Kasus HIV/AIDS di Sumsel Terus Bertambah, Palembang Jadi Penyumbang Terbanyak
Kondisi ini amat mengkhawatirkan dan perlu diwaspadai bersama oleh seluruh lapisan masyarakat.
Kasus HIV/AIDS di Sumatra Selatan terus mengalami peningkatan dan menjadi perhatian serius berbagai pihak. Kondisi ini amat mengkhawatirkan dan perlu diwaspadai bersama oleh seluruh lapisan masyarakat.
Berdasarkan data Dinas Kesehatan Sumatra Selatan, jumlah pasien HIV/AIDS di provinsi tersebut pada 2025 tercatat mencapai 907 orang. Dari jumlah itu, sebanyak 609 orang merupakan penderita HIV dan 298 orang telah terinfeksi AIDS.
Kota Palembang menjadi daerah dengan jumlah kasus tertinggi, yakni 451 penderita.
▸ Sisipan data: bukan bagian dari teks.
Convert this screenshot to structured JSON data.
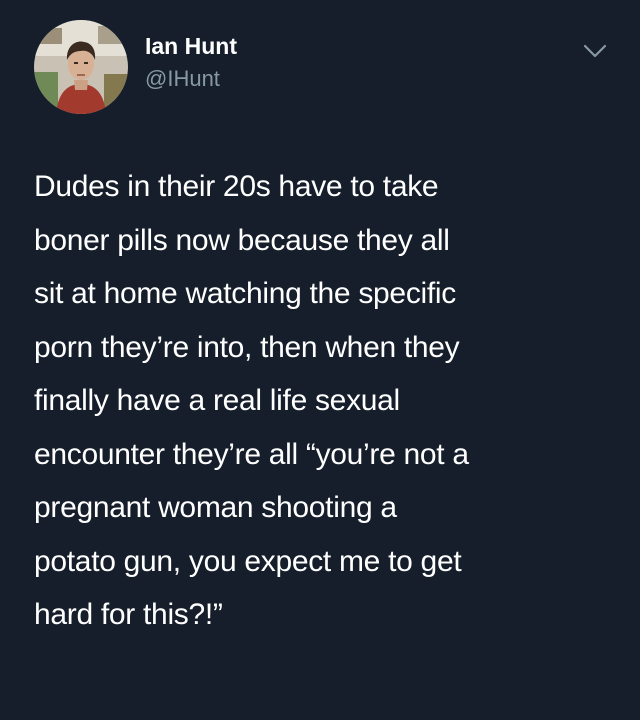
{
  "theme": {
    "background": "#151e2a",
    "text_color": "#ffffff",
    "secondary_text_color": "#8899a6"
  },
  "user": {
    "display_name": "Ian Hunt",
    "handle": "@IHunt",
    "avatar_icon": "profile-photo"
  },
  "menu": {
    "icon": "chevron-down-icon"
  },
  "tweet": {
    "lines": [
      "Dudes in their 20s have to take",
      "boner pills now because they all",
      "sit at home watching the specific",
      "porn they’re into, then when they",
      "finally have a real life sexual",
      "encounter they’re all “you’re not a",
      "pregnant woman shooting a",
      "potato gun, you expect me to get",
      "hard for this?!”"
    ]
  }
}
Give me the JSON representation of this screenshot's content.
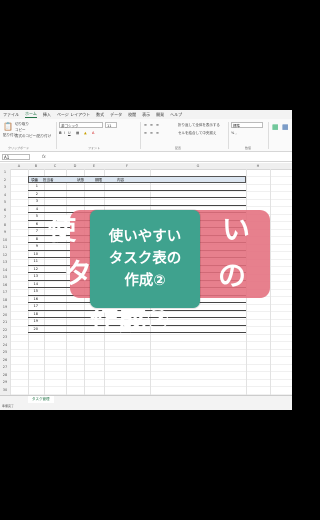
{
  "ribbon": {
    "tabs": [
      "ファイル",
      "ホーム",
      "挿入",
      "ページ レイアウト",
      "数式",
      "データ",
      "校閲",
      "表示",
      "開発",
      "ヘルプ"
    ],
    "active_tab": "ホーム",
    "clipboard": {
      "cut": "切り取り",
      "copy": "コピー",
      "format_painter": "書式のコピー/貼り付け",
      "paste": "貼り付け",
      "group": "クリップボード"
    },
    "font": {
      "name": "游ゴシック",
      "size": "11",
      "group": "フォント"
    },
    "alignment": {
      "wrap": "折り返して全体を表示する",
      "merge": "セルを結合して中央揃え",
      "group": "配置"
    },
    "number": {
      "format": "標準",
      "group": "数値"
    }
  },
  "formula_bar": {
    "name_box": "A1",
    "fx": "fx"
  },
  "grid": {
    "columns": [
      "A",
      "B",
      "C",
      "D",
      "E",
      "F",
      "G",
      "H"
    ],
    "rows": [
      "1",
      "2",
      "3",
      "4",
      "5",
      "6",
      "7",
      "8",
      "9",
      "10",
      "11",
      "12",
      "13",
      "14",
      "15",
      "16",
      "17",
      "18",
      "19",
      "20",
      "21",
      "22",
      "23",
      "24",
      "25",
      "26",
      "27",
      "28",
      "29",
      "30"
    ]
  },
  "table": {
    "headers": [
      "項番",
      "担当者",
      "状態",
      "期限",
      "内容"
    ],
    "numbers": [
      "1",
      "2",
      "3",
      "4",
      "5",
      "6",
      "7",
      "8",
      "9",
      "10",
      "11",
      "12",
      "13",
      "14",
      "15",
      "16",
      "17",
      "18",
      "19",
      "20"
    ]
  },
  "sheet_tab": "タスク管理",
  "status_bar": "準備完了",
  "overlay": {
    "badge_lines": [
      "使いやすい",
      "タスク表の",
      "作成②"
    ],
    "banner_top_left": "使",
    "banner_top_right": "い",
    "banner_mid_left": "タ",
    "banner_mid_right": "の",
    "banner_bottom": "作成②"
  }
}
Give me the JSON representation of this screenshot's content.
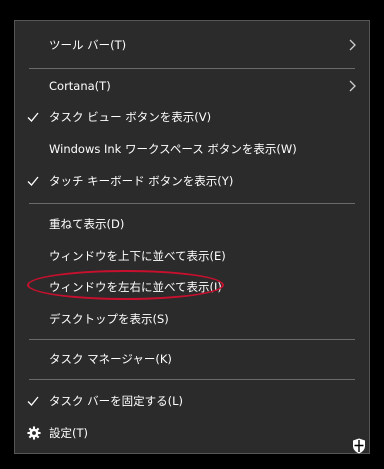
{
  "menu": {
    "items": [
      {
        "label": "ツール バー(T)",
        "checked": false,
        "submenu": true,
        "icon": null
      },
      {
        "label": "Cortana(T)",
        "checked": false,
        "submenu": true,
        "icon": null
      },
      {
        "label": "タスク ビュー ボタンを表示(V)",
        "checked": true,
        "submenu": false,
        "icon": "checkmark-icon"
      },
      {
        "label": "Windows Ink ワークスペース ボタンを表示(W)",
        "checked": false,
        "submenu": false,
        "icon": null
      },
      {
        "label": "タッチ キーボード ボタンを表示(Y)",
        "checked": true,
        "submenu": false,
        "icon": "checkmark-icon"
      },
      {
        "label": "重ねて表示(D)",
        "checked": false,
        "submenu": false,
        "icon": null
      },
      {
        "label": "ウィンドウを上下に並べて表示(E)",
        "checked": false,
        "submenu": false,
        "icon": null
      },
      {
        "label": "ウィンドウを左右に並べて表示(I)",
        "checked": false,
        "submenu": false,
        "icon": null,
        "annotated": true
      },
      {
        "label": "デスクトップを表示(S)",
        "checked": false,
        "submenu": false,
        "icon": null
      },
      {
        "label": "タスク マネージャー(K)",
        "checked": false,
        "submenu": false,
        "icon": null
      },
      {
        "label": "タスク バーを固定する(L)",
        "checked": true,
        "submenu": false,
        "icon": "checkmark-icon"
      },
      {
        "label": "設定(T)",
        "checked": false,
        "submenu": false,
        "icon": "gear-icon"
      }
    ]
  },
  "colors": {
    "menu_background": "#2b2b2b",
    "text": "#ffffff",
    "separator": "#6a6a6a",
    "annotation": "#c8102e"
  },
  "tray": {
    "icon": "shield-icon"
  }
}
Selanjutnya disusul Lubuklinggau dengan 75 kasus, Musi Banyuasin 64 kasus, Ogan Komering Ulu Timur 49 kasus, Muara Enim 44 kasus, Prabumulih dan Ogan Komering Ilir masing-masing 33 kasus.
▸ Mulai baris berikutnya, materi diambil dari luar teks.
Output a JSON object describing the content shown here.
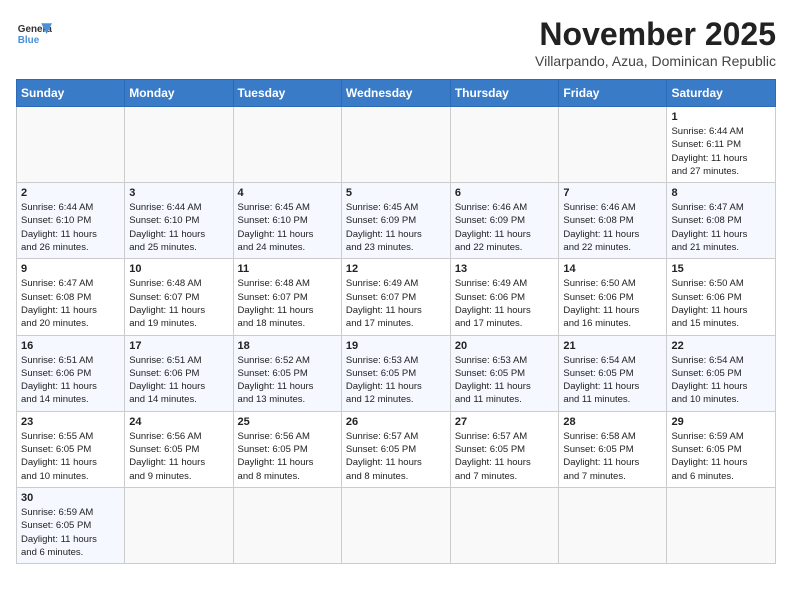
{
  "header": {
    "logo_general": "General",
    "logo_blue": "Blue",
    "title": "November 2025",
    "subtitle": "Villarpando, Azua, Dominican Republic"
  },
  "columns": [
    "Sunday",
    "Monday",
    "Tuesday",
    "Wednesday",
    "Thursday",
    "Friday",
    "Saturday"
  ],
  "weeks": [
    {
      "days": [
        {
          "num": "",
          "empty": true
        },
        {
          "num": "",
          "empty": true
        },
        {
          "num": "",
          "empty": true
        },
        {
          "num": "",
          "empty": true
        },
        {
          "num": "",
          "empty": true
        },
        {
          "num": "",
          "empty": true
        },
        {
          "num": "1",
          "info": "Sunrise: 6:44 AM\nSunset: 6:11 PM\nDaylight: 11 hours\nand 27 minutes."
        }
      ]
    },
    {
      "days": [
        {
          "num": "2",
          "info": "Sunrise: 6:44 AM\nSunset: 6:10 PM\nDaylight: 11 hours\nand 26 minutes."
        },
        {
          "num": "3",
          "info": "Sunrise: 6:44 AM\nSunset: 6:10 PM\nDaylight: 11 hours\nand 25 minutes."
        },
        {
          "num": "4",
          "info": "Sunrise: 6:45 AM\nSunset: 6:10 PM\nDaylight: 11 hours\nand 24 minutes."
        },
        {
          "num": "5",
          "info": "Sunrise: 6:45 AM\nSunset: 6:09 PM\nDaylight: 11 hours\nand 23 minutes."
        },
        {
          "num": "6",
          "info": "Sunrise: 6:46 AM\nSunset: 6:09 PM\nDaylight: 11 hours\nand 22 minutes."
        },
        {
          "num": "7",
          "info": "Sunrise: 6:46 AM\nSunset: 6:08 PM\nDaylight: 11 hours\nand 22 minutes."
        },
        {
          "num": "8",
          "info": "Sunrise: 6:47 AM\nSunset: 6:08 PM\nDaylight: 11 hours\nand 21 minutes."
        }
      ]
    },
    {
      "days": [
        {
          "num": "9",
          "info": "Sunrise: 6:47 AM\nSunset: 6:08 PM\nDaylight: 11 hours\nand 20 minutes."
        },
        {
          "num": "10",
          "info": "Sunrise: 6:48 AM\nSunset: 6:07 PM\nDaylight: 11 hours\nand 19 minutes."
        },
        {
          "num": "11",
          "info": "Sunrise: 6:48 AM\nSunset: 6:07 PM\nDaylight: 11 hours\nand 18 minutes."
        },
        {
          "num": "12",
          "info": "Sunrise: 6:49 AM\nSunset: 6:07 PM\nDaylight: 11 hours\nand 17 minutes."
        },
        {
          "num": "13",
          "info": "Sunrise: 6:49 AM\nSunset: 6:06 PM\nDaylight: 11 hours\nand 17 minutes."
        },
        {
          "num": "14",
          "info": "Sunrise: 6:50 AM\nSunset: 6:06 PM\nDaylight: 11 hours\nand 16 minutes."
        },
        {
          "num": "15",
          "info": "Sunrise: 6:50 AM\nSunset: 6:06 PM\nDaylight: 11 hours\nand 15 minutes."
        }
      ]
    },
    {
      "days": [
        {
          "num": "16",
          "info": "Sunrise: 6:51 AM\nSunset: 6:06 PM\nDaylight: 11 hours\nand 14 minutes."
        },
        {
          "num": "17",
          "info": "Sunrise: 6:51 AM\nSunset: 6:06 PM\nDaylight: 11 hours\nand 14 minutes."
        },
        {
          "num": "18",
          "info": "Sunrise: 6:52 AM\nSunset: 6:05 PM\nDaylight: 11 hours\nand 13 minutes."
        },
        {
          "num": "19",
          "info": "Sunrise: 6:53 AM\nSunset: 6:05 PM\nDaylight: 11 hours\nand 12 minutes."
        },
        {
          "num": "20",
          "info": "Sunrise: 6:53 AM\nSunset: 6:05 PM\nDaylight: 11 hours\nand 11 minutes."
        },
        {
          "num": "21",
          "info": "Sunrise: 6:54 AM\nSunset: 6:05 PM\nDaylight: 11 hours\nand 11 minutes."
        },
        {
          "num": "22",
          "info": "Sunrise: 6:54 AM\nSunset: 6:05 PM\nDaylight: 11 hours\nand 10 minutes."
        }
      ]
    },
    {
      "days": [
        {
          "num": "23",
          "info": "Sunrise: 6:55 AM\nSunset: 6:05 PM\nDaylight: 11 hours\nand 10 minutes."
        },
        {
          "num": "24",
          "info": "Sunrise: 6:56 AM\nSunset: 6:05 PM\nDaylight: 11 hours\nand 9 minutes."
        },
        {
          "num": "25",
          "info": "Sunrise: 6:56 AM\nSunset: 6:05 PM\nDaylight: 11 hours\nand 8 minutes."
        },
        {
          "num": "26",
          "info": "Sunrise: 6:57 AM\nSunset: 6:05 PM\nDaylight: 11 hours\nand 8 minutes."
        },
        {
          "num": "27",
          "info": "Sunrise: 6:57 AM\nSunset: 6:05 PM\nDaylight: 11 hours\nand 7 minutes."
        },
        {
          "num": "28",
          "info": "Sunrise: 6:58 AM\nSunset: 6:05 PM\nDaylight: 11 hours\nand 7 minutes."
        },
        {
          "num": "29",
          "info": "Sunrise: 6:59 AM\nSunset: 6:05 PM\nDaylight: 11 hours\nand 6 minutes."
        }
      ]
    },
    {
      "days": [
        {
          "num": "30",
          "info": "Sunrise: 6:59 AM\nSunset: 6:05 PM\nDaylight: 11 hours\nand 6 minutes."
        },
        {
          "num": "",
          "empty": true
        },
        {
          "num": "",
          "empty": true
        },
        {
          "num": "",
          "empty": true
        },
        {
          "num": "",
          "empty": true
        },
        {
          "num": "",
          "empty": true
        },
        {
          "num": "",
          "empty": true
        }
      ]
    }
  ]
}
Sementara itu, kasus HIV/AIDS juga tercatat di sejumlah daerah lain, seperti Lahat dengan 31 kasus, Banyuasin 29 kasus, Musi Rawas 26 kasus, Ogan Komering Ulu 21 kasus, Empat Lawang 15 kasus, Ogan Ilir 12 kasus, OKU Selatan 8 kasus, Penukal Abab Lematang Ilir 7 kasus, Pagaralam 6 kasus, serta Musi Rawas Utara 3 kasus.
Peningkatan Jumlah Penderita HIV/AIDS Cukup Signifikan Dalam Beberapa Tahun Terakhir
Kepala Bidang Pencegahan dan Pengendalian Penyakit Dinas Kesehatan Sumsel, Ira Primadesa Ogatiyah, mengungkapkan bahwa angka penderita HIV/AIDS di Sumatra Selatan masih tergolong tinggi.
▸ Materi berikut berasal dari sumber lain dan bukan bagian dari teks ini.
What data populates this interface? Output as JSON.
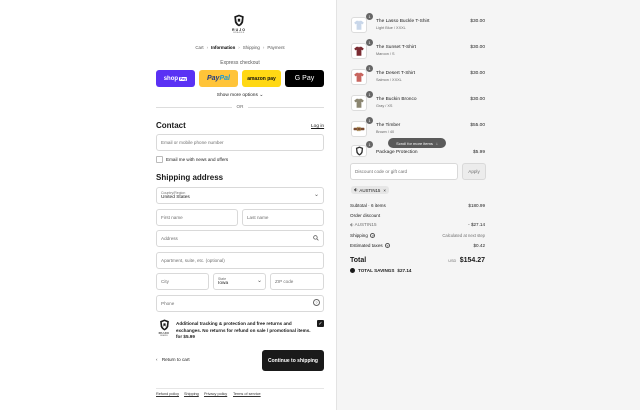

"Angka penderita HIV/AIDS di Sumsel masih tinggi. Pada 2025 lalu, ada 907 kasus baru," ungkap Ira, Selasa (20/1).
Menurut Ira, peningkatan jumlah penderita HIV/AIDS terjadi cukup signifikan dalam beberapa tahun terakhir. Pada 2021, jumlah kasus baru tercatat sebanyak 321 kasus. Angka tersebut meningkat menjadi 639 kasus pada 2022, lalu kembali melonjak menjadi 846 kasus pada 2023, dan naik drastis pada 2024 hingga mencapai 992 kasus.
"Memang 2025 agak turun dari tahun sebelumnya, tapi tidak terlalu signifikan," kata Ira.
Ia menegaskan, tingginya jumlah penderita HIV/AIDS harus menjadi kewaspadaan bersama. Tanpa kesadaran dan upaya pencegahan yang serius, angka penularan dikhawatirkan akan terus meningkat.
"Perilaku seksual berisiko masih menjadi penyebab utama penularan," kata Ira.